【体験型観光が日本を変える291】標津町でのスノーシュー 藤澤安良


 ロシアのウクライナ侵攻から1年が経過した。残念ながら今なお戦闘が続いており、犠牲者も増え続けている。日本では寒波もひと休みする中、札幌では3年ぶりの雪まつりが開催され、にぎわいが戻りつつある。新型コロナウイルスの感染者も減少傾向にあるが、インフルエンザは増えている。

 そんな中、「全国旅行支援」が継続されており、羽田空港から帰って来たばかりだが、冬の閑散期でありながら旅行者はけっこう動いていると感じた。まさにコロナとの共存の道を歩んでいる。
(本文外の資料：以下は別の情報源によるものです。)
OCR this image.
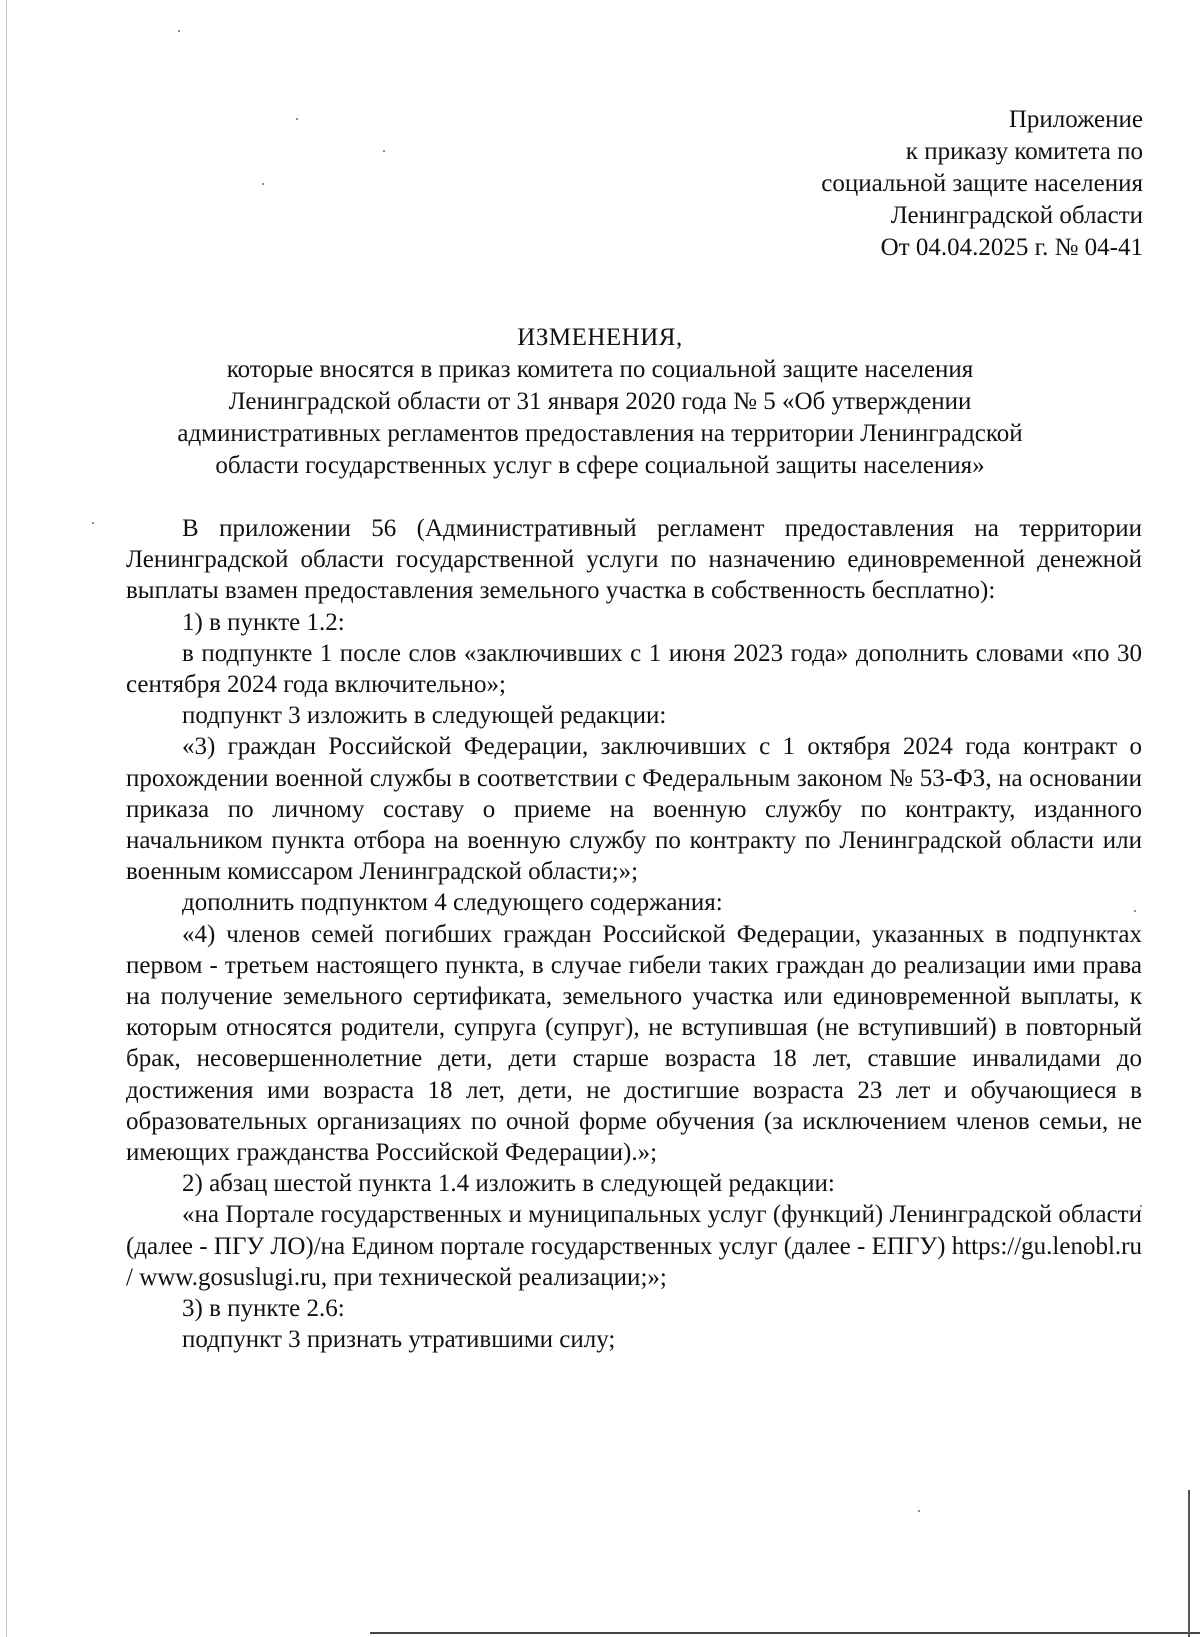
Приложение
к приказу комитета по
социальной защите населения
Ленинградской области
От 04.04.2025 г. № 04-41
ИЗМЕНЕНИЯ,
которые вносятся в приказ комитета по социальной защите населения
Ленинградской области от 31 января 2020 года № 5 «Об утверждении
административных регламентов предоставления на территории Ленинградской
области государственных услуг в сфере социальной защиты населения»

В приложении 56 (Административный регламент предоставления на территории Ленинградской области государственной услуги по назначению единовременной денежной выплаты взамен предоставления земельного участка в собственность бесплатно):

1) в пункте 1.2:

в подпункте 1 после слов «заключивших с 1 июня 2023 года» дополнить словами «по 30 сентября 2024 года включительно»;

подпункт 3 изложить в следующей редакции:

«3) граждан Российской Федерации, заключивших с 1 октября 2024 года контракт о прохождении военной службы в соответствии с Федеральным законом № 53-ФЗ, на основании приказа по личному составу о приеме на военную службу по контракту, изданного начальником пункта отбора на военную службу по контракту по Ленинградской области или военным комиссаром Ленинградской области;»;

дополнить подпунктом 4 следующего содержания:

«4) членов семей погибших граждан Российской Федерации, указанных в подпунктах первом - третьем настоящего пункта, в случае гибели таких граждан до реализации ими права на получение земельного сертификата, земельного участка или единовременной выплаты, к которым относятся родители, супруга (супруг), не вступившая (не вступивший) в повторный брак, несовершеннолетние дети, дети старше возраста 18 лет, ставшие инвалидами до достижения ими возраста 18 лет, дети, не достигшие возраста 23 лет и обучающиеся в образовательных организациях по очной форме обучения (за исключением членов семьи, не имеющих гражданства Российской Федерации).»;

2) абзац шестой пункта 1.4 изложить в следующей редакции:

«на Портале государственных и муниципальных услуг (функций) Ленинградской области (далее - ПГУ ЛО)/на Едином портале государственных услуг (далее - ЕПГУ) https://gu.lenobl.ru / www.gosuslugi.ru, при технической реализации;»;

3) в пункте 2.6:

подпункт 3 признать утратившими силу;
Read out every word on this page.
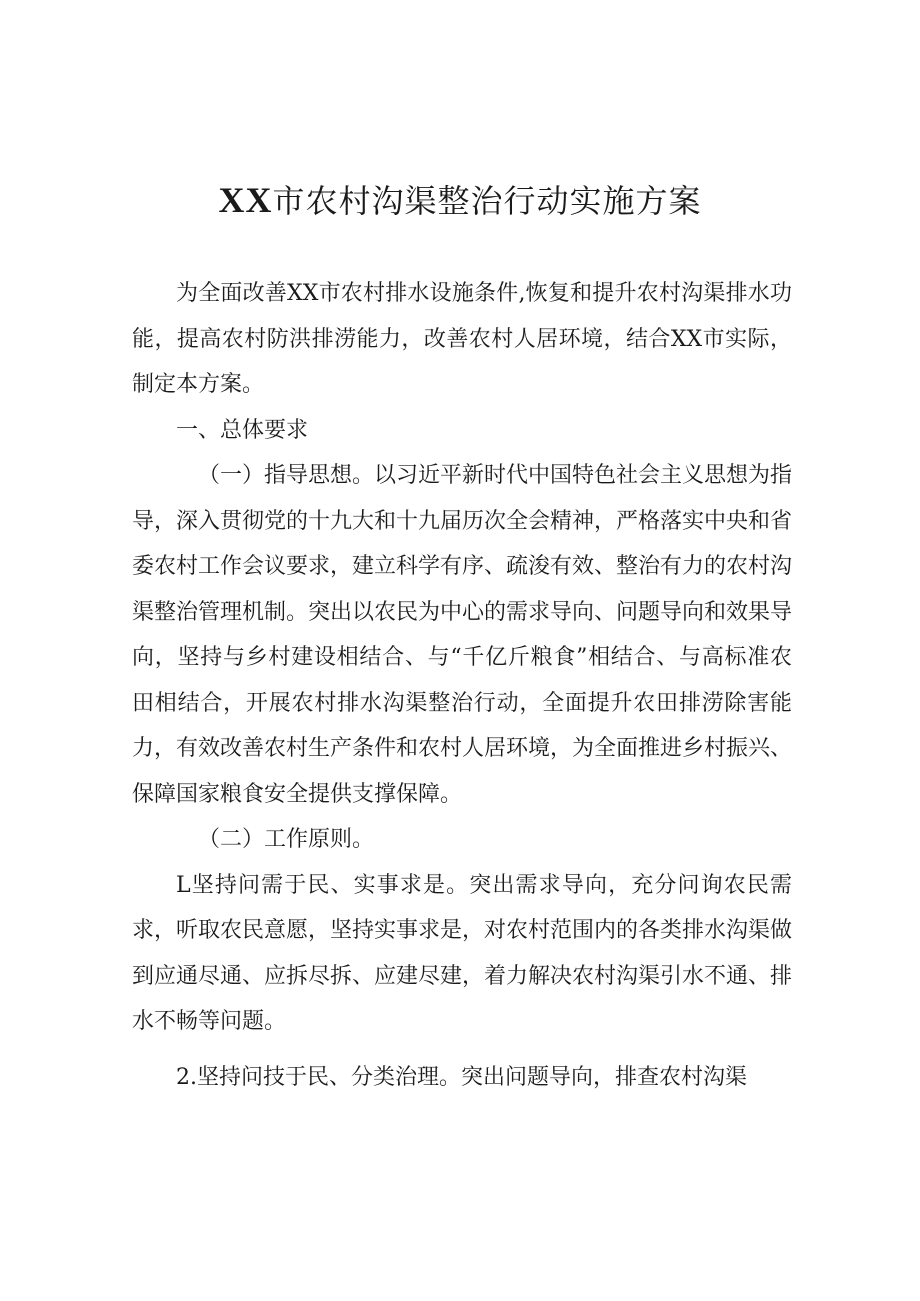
XX市农村沟渠整治行动实施方案

为全面改善XX市农村排水设施条件,恢复和提升农村沟渠排水功能，提高农村防洪排涝能力，改善农村人居环境，结合XX市实际，制定本方案。

一、总体要求

（一）指导思想。以习近平新时代中国特色社会主义思想为指导，深入贯彻党的十九大和十九届历次全会精神，严格落实中央和省委农村工作会议要求，建立科学有序、疏浚有效、整治有力的农村沟渠整治管理机制。突出以农民为中心的需求导向、问题导向和效果导向，坚持与乡村建设相结合、与“千亿斤粮食”相结合、与高标准农田相结合，开展农村排水沟渠整治行动，全面提升农田排涝除害能力，有效改善农村生产条件和农村人居环境，为全面推进乡村振兴、保障国家粮食安全提供支撑保障。

（二）工作原则。

L坚持问需于民、实事求是。突出需求导向，充分问询农民需求，听取农民意愿，坚持实事求是，对农村范围内的各类排水沟渠做到应通尽通、应拆尽拆、应建尽建，着力解决农村沟渠引水不通、排水不畅等问题。

2.坚持问技于民、分类治理。突出问题导向，排查农村沟渠
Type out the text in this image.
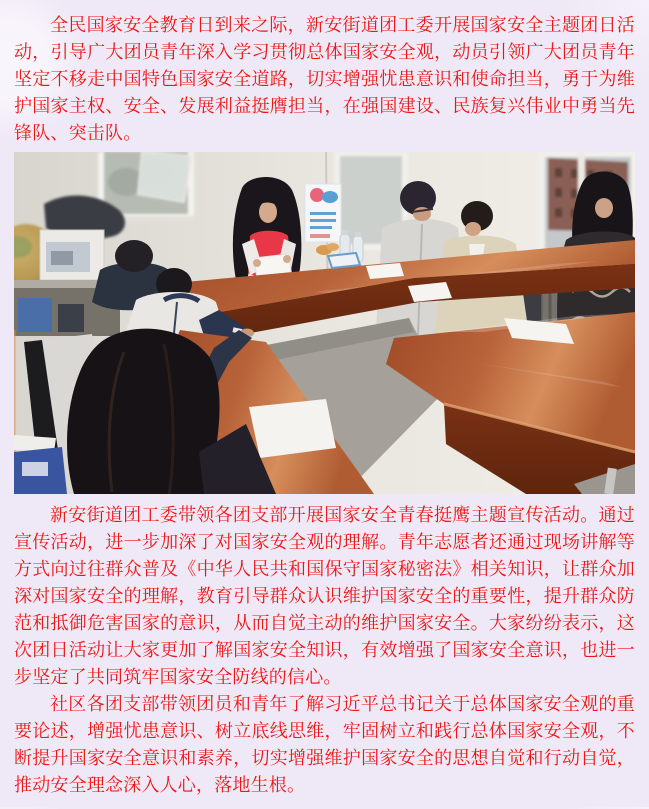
全民国家安全教育日到来之际，新安街道团工委开展国家安全主题团日活动，引导广大团员青年深入学习贯彻总体国家安全观，动员引领广大团员青年坚定不移走中国特色国家安全道路，切实增强忧患意识和使命担当，勇于为维护国家主权、安全、发展利益挺膺担当，在强国建设、民族复兴伟业中勇当先锋队、突击队。

新安街道团工委带领各团支部开展国家安全青春挺鹰主题宣传活动。通过宣传活动，进一步加深了对国家安全观的理解。青年志愿者还通过现场讲解等方式向过往群众普及《中华人民共和国保守国家秘密法》相关知识，让群众加深对国家安全的理解，教育引导群众认识维护国家安全的重要性，提升群众防范和抵御危害国家的意识，从而自觉主动的维护国家安全。大家纷纷表示，这次团日活动让大家更加了解国家安全知识，有效增强了国家安全意识，也进一步坚定了共同筑牢国家安全防线的信心。

社区各团支部带领团员和青年了解习近平总书记关于总体国家安全观的重要论述，增强忧患意识、树立底线思维，牢固树立和践行总体国家安全观，不断提升国家安全意识和素养，切实增强维护国家安全的思想自觉和行动自觉，推动安全理念深入人心，落地生根。
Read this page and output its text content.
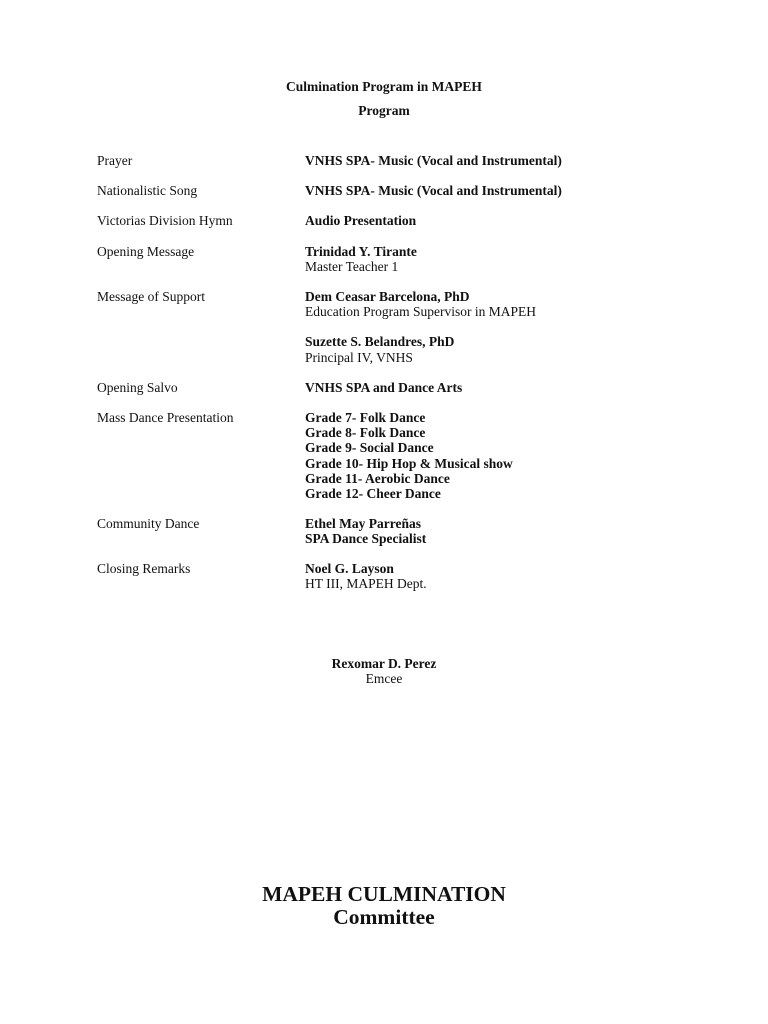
Culmination Program in MAPEH
Program
Prayer	VNHS SPA- Music (Vocal and Instrumental)
Nationalistic Song	VNHS SPA- Music (Vocal and Instrumental)
Victorias Division Hymn	Audio Presentation
Opening Message	Trinidad Y. Tirante
Master Teacher 1
Message of Support	Dem Ceasar Barcelona, PhD
Education Program Supervisor in MAPEH
Suzette S. Belandres, PhD
Principal IV, VNHS
Opening Salvo	VNHS SPA and Dance Arts
Mass Dance Presentation	Grade 7- Folk Dance
Grade 8- Folk Dance
Grade 9- Social Dance
Grade 10- Hip Hop & Musical show
Grade 11- Aerobic Dance
Grade 12- Cheer Dance
Community Dance	Ethel May Parreñas
SPA Dance Specialist
Closing Remarks	Noel G. Layson
HT III, MAPEH Dept.
Rexomar D. Perez
Emcee
MAPEH CULMINATION
Committee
 検討が続いていた感染症の「2類」相当から「5類」への移行が5月8日と発表された。その10日後の広島サミットを意識しての日程であろうが、マスクの着用などで大きな変化が現れることになり、感染拡大の不安は残るが、観光がさらに活発に動くだろうと期待もある。

 中国が団体旅行の解禁を発表したが日本はその対象国に含まれておらず、先になる見通しである。何しろこのウイルスの震源地の国であり、安全が見極められてからでもいいと思う。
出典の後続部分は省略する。